BLAND – If desperation is the mother of invention, then pandemic may well be the mother of creativity. Loving and serving others is more complicated in a post-coronavirus world, but it’s far from impossible: it just takes some imagination. MBCollegiate campus missionaries have been finding creative ways to serve students and their communities despite the disruption and challenges of this season.
Some campus missionaries brought smiles to faces with small but meaningful gestures that let people know they are loved and not alone. Over Easter weekend, Campus Missionary Greg Xander and his family delivered Easter care bags to the front porches of the few students who were still in town. They delivered six goodie-filled bags to students from South Africa, India, Korea, Mexico, and the U.S. “Or to say it another way,” Xander writes, “a Hindi, a Muslim, a Catholic, and three Christians.”
Scott Westfall, campus missionary at Missouri Valley College, organized a socially distanced “coffeehouse” during finals week. Through delivery or safe pickup from the parking lot of Bethany Baptist Church, the BSU blessed students with free hot or cold gourmet coffee drinks. Their group of fifteen students who had remained on campus took shifts to make and distribute over thirty drinks. “Every night we stayed later to talk and spend time praying over students,” says Westfall. Through the event, they connected with thirteen new-to-their ministry collegiates and identified two students who needed help moving out of the residence halls. Westfall also presented the gospel to two international students.
Campus Missionary Travis Hamm from Collegiate Impact in Kansas City spent a Saturday morning “TPing” his neighbors in a whole new way with the help of his wife and kids. They decorated paper bags with cheerful artwork, filled each bag with toilet paper, and attached a little note introducing their family and expressing their availability to pray for or meet needs. They delivered the toilet paper to each front porch on their block, 18 houses in all. “Over the next few days, we received multiple texts and phone calls from grateful neighbors, some of whom we hadn’t met since we moved to the neighborhood in August. The simple gesture seemed to speak volumes of love and hope to our neighbors,” says Hamm.
Campus missionaries are also meeting essential needs in a time when many have been left without necessary resources, including food, housing, transportation, and money. When campuses first began shutting down, some students were given little notice to collect their belongings and move out without the help of family or friends. Christina Boatright from the BSU at North Central Missouri College snap chatted her availability to help students move out. A Resident Assistant reached out asking for help for an international student, and Boatright made good on her offer. Greg Xander helped a Korean student move out of the Truman State dorms on short notice, as well.
Toward the end of the semester, Campus Missionary Jon Smith from the Missouri Southern State University BSU helped a student with legitimate financial needs.
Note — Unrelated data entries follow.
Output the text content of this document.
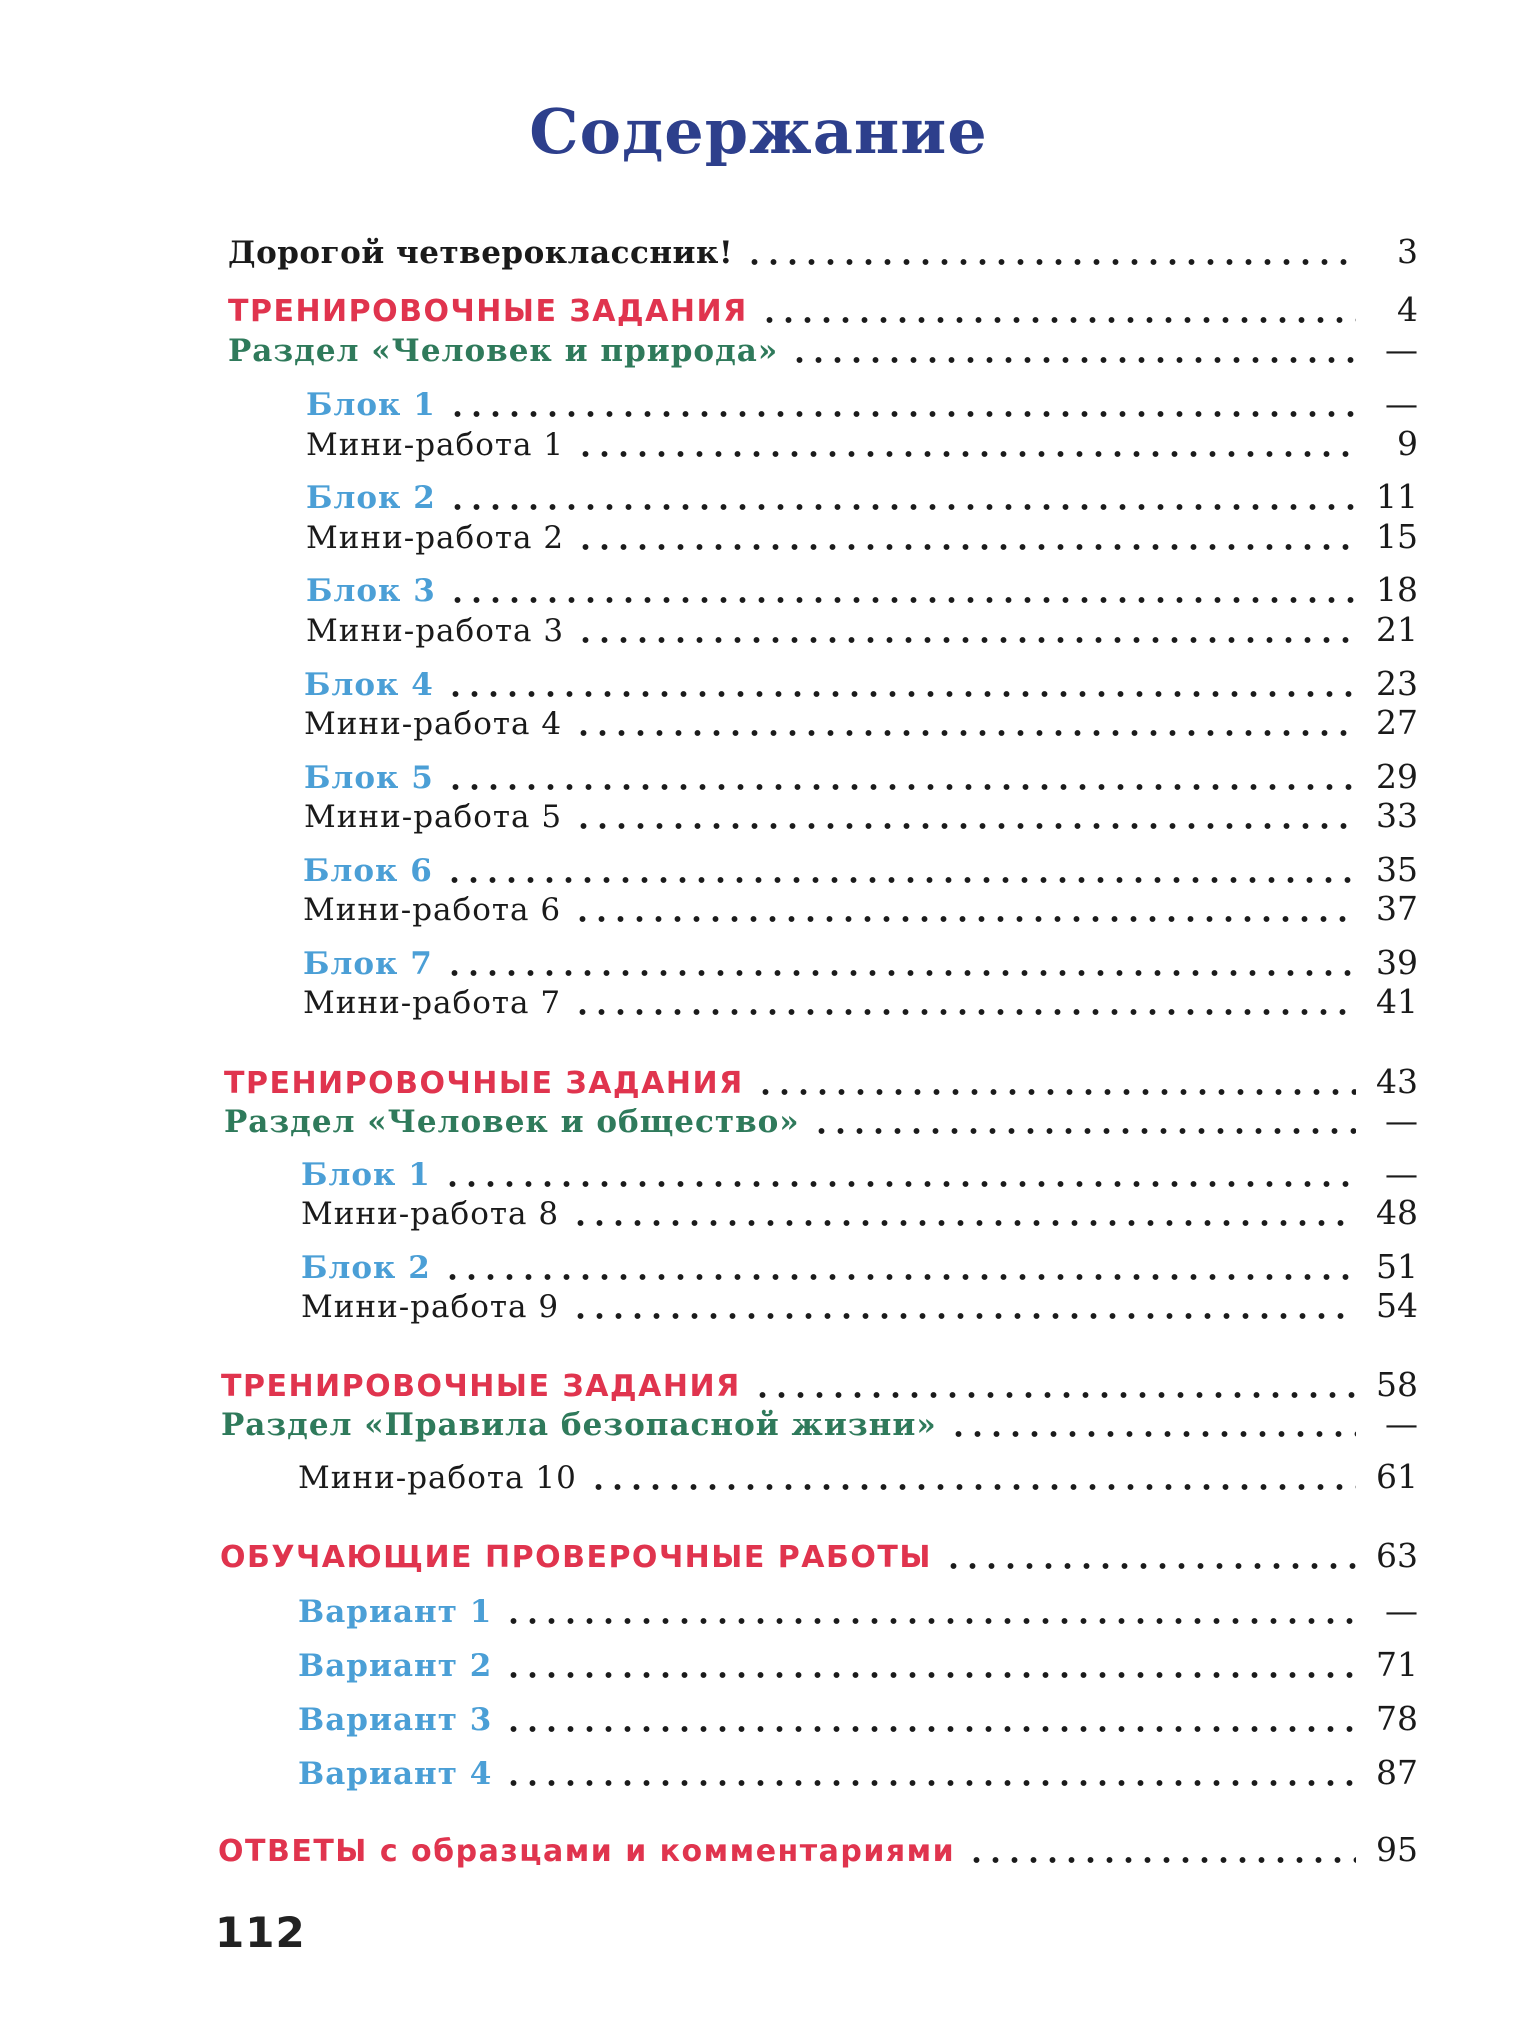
Содержание
Дорогой четвероклассник!	3
ТРЕНИРОВОЧНЫЕ ЗАДАНИЯ	4
Раздел «Человек и природа»	—
Блок 1	—
Мини-работа 1	9
Блок 2	11
Мини-работа 2	15
Блок 3	18
Мини-работа 3	21
Блок 4	23
Мини-работа 4	27
Блок 5	29
Мини-работа 5	33
Блок 6	35
Мини-работа 6	37
Блок 7	39
Мини-работа 7	41
ТРЕНИРОВОЧНЫЕ ЗАДАНИЯ	43
Раздел «Человек и общество»	—
Блок 1	—
Мини-работа 8	48
Блок 2	51
Мини-работа 9	54
ТРЕНИРОВОЧНЫЕ ЗАДАНИЯ	58
Раздел «Правила безопасной жизни»	—
Мини-работа 10	61
ОБУЧАЮЩИЕ ПРОВЕРОЧНЫЕ РАБОТЫ	63
Вариант 1	—
Вариант 2	71
Вариант 3	78
Вариант 4	87
ОТВЕТЫ с образцами и комментариями	95
112
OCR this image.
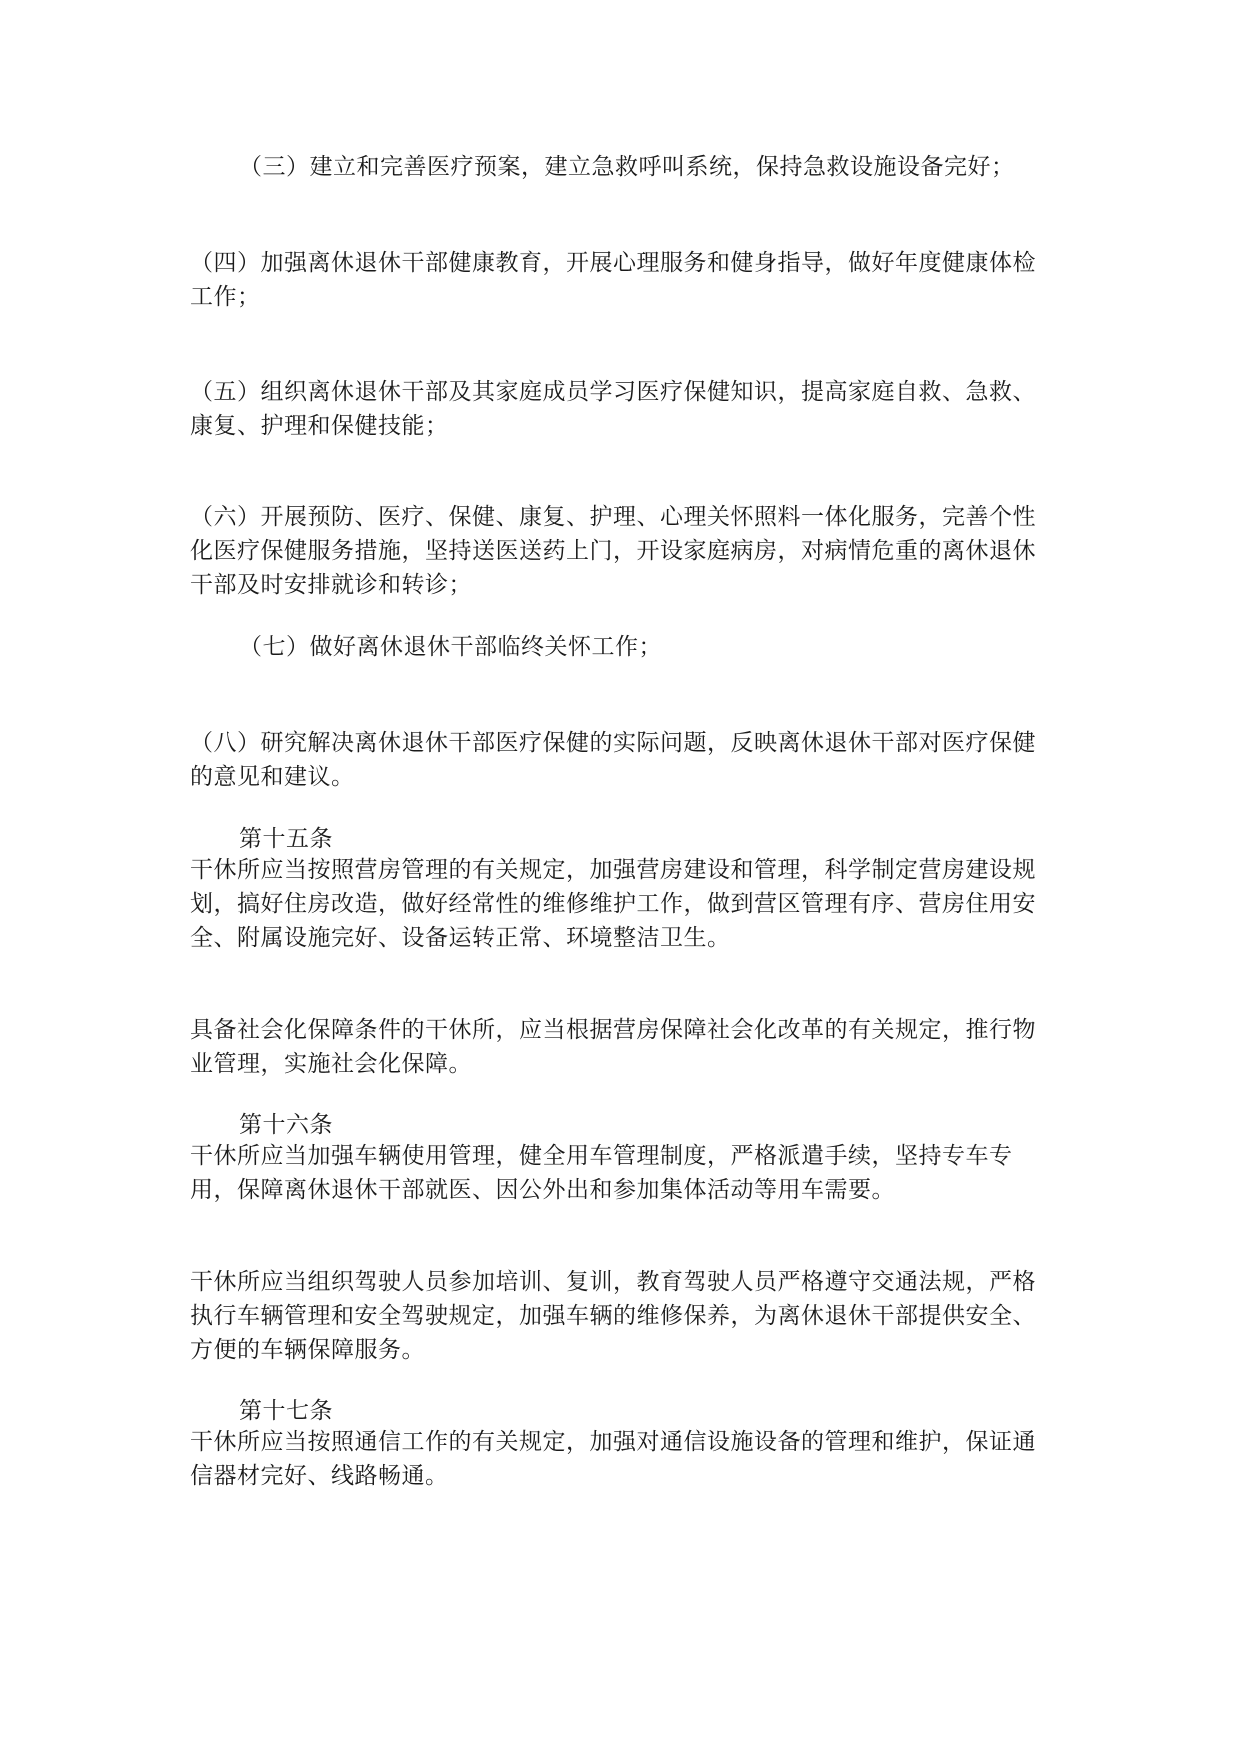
（三）建立和完善医疗预案，建立急救呼叫系统，保持急救设施设备完好；

（四）加强离休退休干部健康教育，开展心理服务和健身指导，做好年度健康体检工作；

（五）组织离休退休干部及其家庭成员学习医疗保健知识，提高家庭自救、急救、康复、护理和保健技能；

（六）开展预防、医疗、保健、康复、护理、心理关怀照料一体化服务，完善个性化医疗保健服务措施，坚持送医送药上门，开设家庭病房，对病情危重的离休退休干部及时安排就诊和转诊；

（七）做好离休退休干部临终关怀工作；

（八）研究解决离休退休干部医疗保健的实际问题，反映离休退休干部对医疗保健的意见和建议。

第十五条

干休所应当按照营房管理的有关规定，加强营房建设和管理，科学制定营房建设规划，搞好住房改造，做好经常性的维修维护工作，做到营区管理有序、营房住用安全、附属设施完好、设备运转正常、环境整洁卫生。

具备社会化保障条件的干休所，应当根据营房保障社会化改革的有关规定，推行物业管理，实施社会化保障。

第十六条

干休所应当加强车辆使用管理，健全用车管理制度，严格派遣手续，坚持专车专用，保障离休退休干部就医、因公外出和参加集体活动等用车需要。

干休所应当组织驾驶人员参加培训、复训，教育驾驶人员严格遵守交通法规，严格执行车辆管理和安全驾驶规定，加强车辆的维修保养，为离休退休干部提供安全、方便的车辆保障服务。

第十七条

干休所应当按照通信工作的有关规定，加强对通信设施设备的管理和维护，保证通信器材完好、线路畅通。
Unfortunately, “college students were mostly left out of the stimulus package,” he says, leaving students, many of whom work in the gig, hospitality, or restaurant industries, without a way to pay their large tuition bills and living expenses.
The Truman State BSU has been working with the international student office and another on-campus ministry, Campus Christian Fellowship, to provide aid to the 300 international students stuck in Kirksville due to the pandemic. These students are the most vulnerable, facing travel restrictions, work limitations on student visas, language barriers, and lack of housing options. Together they are helping coordinate assistance for these students to get food every two weeks at local food banks and weekly transportation to and from Walmart for groceries. “It is opening up more ways for us to be interacting with the Truman staff as we do these things together and with CCF…no one group can pull it off on their own with the distancing in mini-buses that needs to happen,” says Xander.
Aaron Werner and the BSU at Crowder College have also provided dire assistance to international students. When four Brazilian students found themselves stuck in the States, one of the BSU’s Friendship Family partners provided housing while the BSU and a local church helped financially. When the students were finally able to fly home in early May, Werner transported them to the airport.
Martin Luther is known for having written during the plague of 1527, “I shall avoid persons and places where my presence is not needed…If my neighbor needs me, however, I shall not avoid place or person but will go freely.”
Campus missionaries are following his wise advice to go freely and serve hands-on where their presence is needed while finding ways to serve creatively from a distance whenever possible. Their efforts remind us all that pandemic is not an obstacle to the gospel but rather an opportunity to shine the light of Jesus even more brightly.